La protection des forêts devrait devenir l’une des priorités du Parlement européen dans les prochains mois. Selon l’eurodéputé conservateur Peter Liese (PPE), la commission de l’environnement prévoit une audition sur ce sujet. La Commission européenne va aussi élaborer une proposition législative.

« Nos forêts contribuent grandement à la protection de l’environnement, dans d’autres parties du monde mais aussi en Europe. Et elles constituent également un facteur économique », déclare Peter Liese, qui table sur la tenue d’un débat sur la déforestation dès la session de septembre.

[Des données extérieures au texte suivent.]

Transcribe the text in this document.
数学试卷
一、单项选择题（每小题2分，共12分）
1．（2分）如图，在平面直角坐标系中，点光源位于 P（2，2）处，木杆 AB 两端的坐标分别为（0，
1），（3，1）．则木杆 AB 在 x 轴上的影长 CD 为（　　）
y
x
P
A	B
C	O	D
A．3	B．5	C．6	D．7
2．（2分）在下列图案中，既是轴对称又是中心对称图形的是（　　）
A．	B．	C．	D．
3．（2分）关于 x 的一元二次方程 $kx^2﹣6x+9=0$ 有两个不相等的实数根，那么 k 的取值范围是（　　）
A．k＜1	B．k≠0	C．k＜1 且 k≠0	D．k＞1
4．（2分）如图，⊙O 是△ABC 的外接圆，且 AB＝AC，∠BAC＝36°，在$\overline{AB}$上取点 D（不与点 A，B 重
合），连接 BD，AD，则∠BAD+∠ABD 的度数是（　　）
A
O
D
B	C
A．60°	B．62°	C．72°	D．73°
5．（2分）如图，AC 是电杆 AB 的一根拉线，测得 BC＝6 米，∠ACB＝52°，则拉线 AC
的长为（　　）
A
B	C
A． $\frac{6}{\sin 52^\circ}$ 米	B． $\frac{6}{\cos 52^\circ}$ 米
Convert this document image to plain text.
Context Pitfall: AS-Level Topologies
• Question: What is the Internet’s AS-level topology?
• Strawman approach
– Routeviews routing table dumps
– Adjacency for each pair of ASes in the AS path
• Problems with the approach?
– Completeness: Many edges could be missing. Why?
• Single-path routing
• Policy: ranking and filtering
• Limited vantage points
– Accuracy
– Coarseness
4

Cette initiative ne découle pas uniquement des problèmes liés au nombre croissant de forêts qui meurent en Europe, mais aussi des inquiétants feux de forêt au Brésil. La politique de la terre brûlée pratiquée sur de vastes territoires forestiers est la conséquence de l’essor de l’industrie agricole brésilienne.

La production de soja et de viande de bœuf demande beaucoup d’espace, et la demande va très probablement augmenter avec l’entrée en vigueur de l’accord commercial entre l’UE et le Mercosur.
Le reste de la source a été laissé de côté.